Access to advocacy for vulnerable groups is to fall significantly due to a combination of rising demand and substantial funding cuts, sector umbrella group Action for Advocacy has found.

Access to advocacy for vulnerable groups is to fall significantly due to a combination of rising demand and substantial funding cuts, sector umbrella group Action for Advocacy has found.

Forty-five per cent of organisations have had their funding cut this year – by 36% on average.

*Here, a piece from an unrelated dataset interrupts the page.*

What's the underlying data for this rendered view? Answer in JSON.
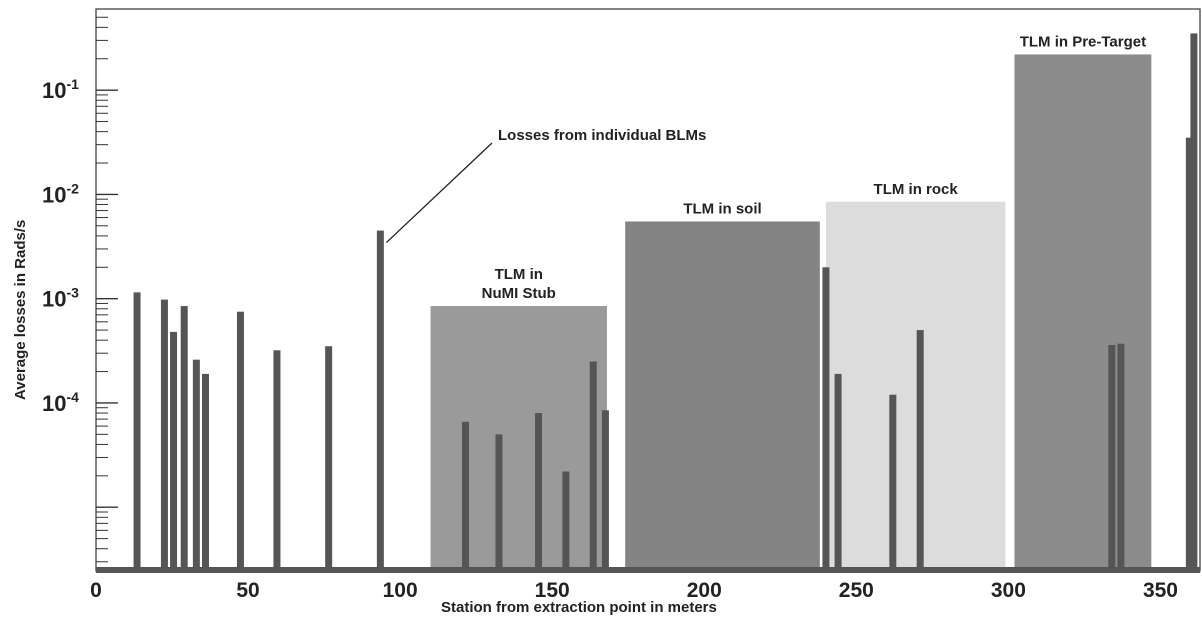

Two-thirds predict future cuts at a time when demand for their services has risen in 60% of them, Action for Advocacy’s survey of 95 bodies found.

As a result, 63% of advocacy bodies said they would be able to help fewer people in future, while 36% predicted redundancies and 20 advocacy services may have to close, the survey found.

Most of the cuts came from councils, while respondents attributed the rise in demand to changes in welfare benefits, health and social care provision, coupled with increasing debt and financial problems.

Non-statutory advocacy services have been particularly badly hit, with 74% of organisations saying their funding was insufficient to cover this provision.

This was in contrast to statutory independent mental capacity advocate and independent mental health advocate services, funding for which was sufficient in 71% and 68% of organisations respectively.

Of those with a funding shortfall, 48% said staff were working unpaid hours and 19% said they were turning service users away.

The results come with many experts highlighting the importance of advocacy in the wake of the Winterbourne View abuse scandal.

John Nawrockyi, co-chair of the Association of Directors of Adult Social Services disability network, said service users who did not meet thresholds for council-funded advocacy can often find help through the third sector.

“By definition, there will be a number of people with lower and moderate levels of need who don’t qualify for statutory services, which explains some of the figures revealed in this survey,” he said. “That doesn’t mean these service users aren’t getting any support though.

“In Greenwich [where Nawrockyi is director], we do offer lower level prevention services, consisting of advice and guidance, but it may not fall into the formal category of advocacy, which explains why people responding to the survey felt there wasn’t enough money. This is often done through the third sector.”